TORONTO — A new study examining the impact of the ongoing opioid crisis in Ontario has found that, on average, six people a day died from opioid overdoses during the first six months of the COVID-19 pandemic.
The study, published Wednesday in the JAMA Open Network, tracked opioid deaths among those 15 years and older in Ontario across three separate six-month periods, from January 2018 to September 2020.
The study defined an opioid-related death as “an acute intoxication or toxicity death resulting from the direct contribution of an opioid.”
In the first six months of the COVID-19 pandemic in Ontario, it found 1,237 people died of opioid-related causes, which works out to an average of six people a day, a major increase from the 771 and 766 deaths in the two previous six-month study periods.
Analysis of the entire study period found the weekly number of opioid-related deaths increased 135 per cent from 23 deaths to 54 deaths, with the most rapid growth seen in people younger than 35.
In the three separate six-month study periods, 2,774 people died from an opioid-related cause. More than 70 per cent of them were men and just under 50 per cent of them were aged 35 to 54 years.

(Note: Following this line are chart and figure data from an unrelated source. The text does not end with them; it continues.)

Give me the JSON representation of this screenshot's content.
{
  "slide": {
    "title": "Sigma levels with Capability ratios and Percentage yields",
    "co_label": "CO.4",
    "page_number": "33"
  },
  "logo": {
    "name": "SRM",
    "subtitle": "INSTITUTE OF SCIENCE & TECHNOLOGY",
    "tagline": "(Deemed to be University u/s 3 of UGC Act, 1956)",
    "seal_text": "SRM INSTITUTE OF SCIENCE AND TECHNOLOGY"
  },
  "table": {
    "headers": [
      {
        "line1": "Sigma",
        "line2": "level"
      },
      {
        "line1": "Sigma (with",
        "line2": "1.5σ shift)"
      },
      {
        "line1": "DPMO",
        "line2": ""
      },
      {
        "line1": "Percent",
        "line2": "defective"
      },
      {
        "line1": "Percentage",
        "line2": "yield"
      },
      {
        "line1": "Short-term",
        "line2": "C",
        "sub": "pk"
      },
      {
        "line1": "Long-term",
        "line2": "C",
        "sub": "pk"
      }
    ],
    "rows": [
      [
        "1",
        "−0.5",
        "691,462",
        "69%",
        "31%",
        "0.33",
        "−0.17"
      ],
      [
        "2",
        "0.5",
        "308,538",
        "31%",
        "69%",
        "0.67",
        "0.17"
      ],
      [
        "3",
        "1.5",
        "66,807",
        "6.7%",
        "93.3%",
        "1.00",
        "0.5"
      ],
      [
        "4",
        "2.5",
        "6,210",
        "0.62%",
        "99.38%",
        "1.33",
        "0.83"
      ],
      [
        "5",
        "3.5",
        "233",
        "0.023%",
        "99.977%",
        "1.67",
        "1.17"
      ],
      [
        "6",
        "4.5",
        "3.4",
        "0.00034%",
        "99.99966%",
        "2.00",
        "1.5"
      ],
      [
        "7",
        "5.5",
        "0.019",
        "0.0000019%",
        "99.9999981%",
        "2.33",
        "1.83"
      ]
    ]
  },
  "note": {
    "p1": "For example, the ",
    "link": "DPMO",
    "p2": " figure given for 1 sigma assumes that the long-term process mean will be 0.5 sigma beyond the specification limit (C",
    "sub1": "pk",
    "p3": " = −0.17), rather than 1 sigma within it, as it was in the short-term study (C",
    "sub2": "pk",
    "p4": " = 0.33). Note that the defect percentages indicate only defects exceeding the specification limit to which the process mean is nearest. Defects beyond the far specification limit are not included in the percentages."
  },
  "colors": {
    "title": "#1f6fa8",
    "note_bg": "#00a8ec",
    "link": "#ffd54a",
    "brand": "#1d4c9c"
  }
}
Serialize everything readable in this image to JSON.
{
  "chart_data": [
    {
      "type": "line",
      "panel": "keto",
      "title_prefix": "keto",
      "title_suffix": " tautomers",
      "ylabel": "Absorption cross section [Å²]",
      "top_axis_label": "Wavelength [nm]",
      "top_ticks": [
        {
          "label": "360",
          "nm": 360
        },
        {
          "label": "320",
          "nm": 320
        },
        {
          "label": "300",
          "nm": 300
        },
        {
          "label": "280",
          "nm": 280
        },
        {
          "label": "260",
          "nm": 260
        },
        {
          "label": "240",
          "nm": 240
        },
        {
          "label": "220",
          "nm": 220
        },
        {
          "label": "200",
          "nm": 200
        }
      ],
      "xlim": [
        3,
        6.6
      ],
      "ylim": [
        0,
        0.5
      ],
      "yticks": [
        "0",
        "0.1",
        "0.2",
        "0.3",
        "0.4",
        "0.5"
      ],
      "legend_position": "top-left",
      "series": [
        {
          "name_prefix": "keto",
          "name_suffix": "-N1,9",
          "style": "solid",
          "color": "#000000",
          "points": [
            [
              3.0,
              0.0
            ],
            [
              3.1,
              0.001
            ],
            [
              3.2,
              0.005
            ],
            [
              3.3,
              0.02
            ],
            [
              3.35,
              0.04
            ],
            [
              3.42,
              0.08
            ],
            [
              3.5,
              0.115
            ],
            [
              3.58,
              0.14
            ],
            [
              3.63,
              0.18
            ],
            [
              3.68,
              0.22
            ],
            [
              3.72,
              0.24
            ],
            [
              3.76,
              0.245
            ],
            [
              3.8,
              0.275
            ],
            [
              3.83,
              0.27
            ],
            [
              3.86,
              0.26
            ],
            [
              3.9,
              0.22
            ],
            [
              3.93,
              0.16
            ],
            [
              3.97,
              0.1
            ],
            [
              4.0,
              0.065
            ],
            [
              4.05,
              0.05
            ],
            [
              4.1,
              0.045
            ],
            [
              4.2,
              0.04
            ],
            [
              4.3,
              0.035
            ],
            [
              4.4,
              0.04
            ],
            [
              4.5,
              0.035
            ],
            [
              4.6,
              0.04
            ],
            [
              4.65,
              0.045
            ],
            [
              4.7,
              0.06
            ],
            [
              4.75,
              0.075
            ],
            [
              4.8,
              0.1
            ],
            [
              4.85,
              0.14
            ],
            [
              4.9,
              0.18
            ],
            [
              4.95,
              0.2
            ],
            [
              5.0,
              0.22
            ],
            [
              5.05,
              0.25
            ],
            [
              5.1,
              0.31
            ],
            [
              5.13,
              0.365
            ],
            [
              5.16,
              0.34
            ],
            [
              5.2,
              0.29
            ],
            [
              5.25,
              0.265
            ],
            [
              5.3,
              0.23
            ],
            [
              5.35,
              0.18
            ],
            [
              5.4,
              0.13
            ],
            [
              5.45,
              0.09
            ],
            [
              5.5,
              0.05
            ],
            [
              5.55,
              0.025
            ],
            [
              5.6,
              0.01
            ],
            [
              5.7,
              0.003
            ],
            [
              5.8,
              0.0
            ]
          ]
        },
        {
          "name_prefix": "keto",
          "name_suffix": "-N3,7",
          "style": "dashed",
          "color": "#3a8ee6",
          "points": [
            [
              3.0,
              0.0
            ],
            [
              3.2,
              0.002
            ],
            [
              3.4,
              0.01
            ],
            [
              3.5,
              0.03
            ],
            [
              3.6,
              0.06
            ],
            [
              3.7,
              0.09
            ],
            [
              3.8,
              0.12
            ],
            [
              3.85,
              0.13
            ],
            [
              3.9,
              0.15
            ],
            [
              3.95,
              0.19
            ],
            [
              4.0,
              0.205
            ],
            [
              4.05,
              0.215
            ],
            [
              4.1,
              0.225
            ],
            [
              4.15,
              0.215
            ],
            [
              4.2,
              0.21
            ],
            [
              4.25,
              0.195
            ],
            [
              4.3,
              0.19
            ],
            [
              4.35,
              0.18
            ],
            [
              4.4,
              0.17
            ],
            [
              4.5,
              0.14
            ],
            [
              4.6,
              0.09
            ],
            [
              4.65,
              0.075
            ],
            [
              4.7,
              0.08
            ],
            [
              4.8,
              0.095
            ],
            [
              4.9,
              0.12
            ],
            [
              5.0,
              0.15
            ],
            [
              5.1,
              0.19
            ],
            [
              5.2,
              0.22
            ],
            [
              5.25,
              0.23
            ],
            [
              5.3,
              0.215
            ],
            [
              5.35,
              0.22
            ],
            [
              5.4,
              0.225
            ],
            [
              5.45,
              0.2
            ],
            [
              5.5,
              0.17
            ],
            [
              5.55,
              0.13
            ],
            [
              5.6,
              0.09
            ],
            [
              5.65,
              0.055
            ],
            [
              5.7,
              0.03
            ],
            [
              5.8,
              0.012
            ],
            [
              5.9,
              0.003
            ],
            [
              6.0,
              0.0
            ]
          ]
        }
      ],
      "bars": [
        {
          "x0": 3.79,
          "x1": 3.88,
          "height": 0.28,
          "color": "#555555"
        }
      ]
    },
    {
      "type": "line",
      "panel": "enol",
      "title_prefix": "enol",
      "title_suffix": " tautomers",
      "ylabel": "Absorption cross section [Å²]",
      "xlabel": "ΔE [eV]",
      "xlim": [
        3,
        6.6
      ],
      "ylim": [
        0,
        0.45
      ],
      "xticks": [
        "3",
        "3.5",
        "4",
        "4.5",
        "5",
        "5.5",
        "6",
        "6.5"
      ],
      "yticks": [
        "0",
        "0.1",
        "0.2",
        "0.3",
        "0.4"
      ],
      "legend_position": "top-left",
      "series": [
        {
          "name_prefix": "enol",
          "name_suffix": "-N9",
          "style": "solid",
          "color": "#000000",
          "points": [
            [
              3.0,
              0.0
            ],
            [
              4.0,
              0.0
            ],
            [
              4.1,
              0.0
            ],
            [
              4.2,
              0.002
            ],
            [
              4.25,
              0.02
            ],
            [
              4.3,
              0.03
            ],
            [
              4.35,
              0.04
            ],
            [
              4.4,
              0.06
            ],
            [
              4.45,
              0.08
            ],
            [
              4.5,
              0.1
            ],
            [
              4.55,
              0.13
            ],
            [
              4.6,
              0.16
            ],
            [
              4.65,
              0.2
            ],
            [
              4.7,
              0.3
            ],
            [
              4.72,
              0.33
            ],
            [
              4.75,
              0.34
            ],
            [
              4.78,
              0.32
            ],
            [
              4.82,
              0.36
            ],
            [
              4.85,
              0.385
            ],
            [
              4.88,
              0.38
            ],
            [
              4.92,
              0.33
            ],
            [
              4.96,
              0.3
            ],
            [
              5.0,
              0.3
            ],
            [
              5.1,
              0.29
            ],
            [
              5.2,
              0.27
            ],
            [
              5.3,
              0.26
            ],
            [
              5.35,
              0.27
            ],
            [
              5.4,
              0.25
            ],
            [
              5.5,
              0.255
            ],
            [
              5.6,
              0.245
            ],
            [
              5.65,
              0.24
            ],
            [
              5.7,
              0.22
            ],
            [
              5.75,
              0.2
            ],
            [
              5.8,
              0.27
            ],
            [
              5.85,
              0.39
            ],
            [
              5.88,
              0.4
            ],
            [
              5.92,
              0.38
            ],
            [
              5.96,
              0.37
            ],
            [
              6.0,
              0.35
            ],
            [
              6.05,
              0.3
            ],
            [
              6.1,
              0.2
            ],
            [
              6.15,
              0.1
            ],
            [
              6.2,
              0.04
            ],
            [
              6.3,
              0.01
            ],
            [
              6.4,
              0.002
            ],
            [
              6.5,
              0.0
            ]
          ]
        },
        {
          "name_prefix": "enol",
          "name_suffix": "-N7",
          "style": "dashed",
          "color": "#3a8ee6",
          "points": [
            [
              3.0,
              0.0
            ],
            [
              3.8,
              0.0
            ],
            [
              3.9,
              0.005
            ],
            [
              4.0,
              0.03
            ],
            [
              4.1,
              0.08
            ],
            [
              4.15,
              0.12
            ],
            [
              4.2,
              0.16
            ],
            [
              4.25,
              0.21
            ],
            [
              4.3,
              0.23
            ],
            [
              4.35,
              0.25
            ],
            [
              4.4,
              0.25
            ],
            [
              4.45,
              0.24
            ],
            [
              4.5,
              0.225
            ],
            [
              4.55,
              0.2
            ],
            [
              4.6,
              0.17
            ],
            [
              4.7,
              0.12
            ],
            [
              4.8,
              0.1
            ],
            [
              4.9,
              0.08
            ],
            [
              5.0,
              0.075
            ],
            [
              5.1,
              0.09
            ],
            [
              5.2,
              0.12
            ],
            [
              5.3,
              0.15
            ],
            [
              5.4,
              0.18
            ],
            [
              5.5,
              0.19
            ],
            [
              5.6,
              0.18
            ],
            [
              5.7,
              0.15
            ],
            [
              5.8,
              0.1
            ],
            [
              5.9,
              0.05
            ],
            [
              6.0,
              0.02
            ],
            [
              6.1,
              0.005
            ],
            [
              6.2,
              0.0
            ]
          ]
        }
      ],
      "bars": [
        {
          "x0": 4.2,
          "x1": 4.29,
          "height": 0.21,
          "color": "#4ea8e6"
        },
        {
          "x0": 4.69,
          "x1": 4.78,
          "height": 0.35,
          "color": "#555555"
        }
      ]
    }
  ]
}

The study estimates that 17,843 collective years of life were lost due to opioid overdoses in the first six months of the COVID-19 pandemic compared with the six months prior.
Researchers said “the rising rate of harm among young adults as well as the increased contributions of fentanyl and stimulants to these deaths emphasize the urgent low-barrier access to evidence-based harm reduction services and treatment for opioid use.”
A previous report released last week from the Ontario Drug Policy Research Network at Toronto’s St. Michael’s Hospital found fatal opioid overdoses were up more than 75 per cent in Ontario after COVID-19 hit in 2020 compared to 2019.
The report found that 2,050 people died of opioid overdoses between March and December in 2020, compared to 1,162 in the same time period in 2019.
Researchers also attributed the stark increase in deaths to fentanyl, unpredictable or contaminated drug supplies and the massive changes to health-care services during the pandemic that may have significantly limited people’s access to harm reduction services and treatment.
The vast majority of all opioid-related deaths listed were accidental, the report said.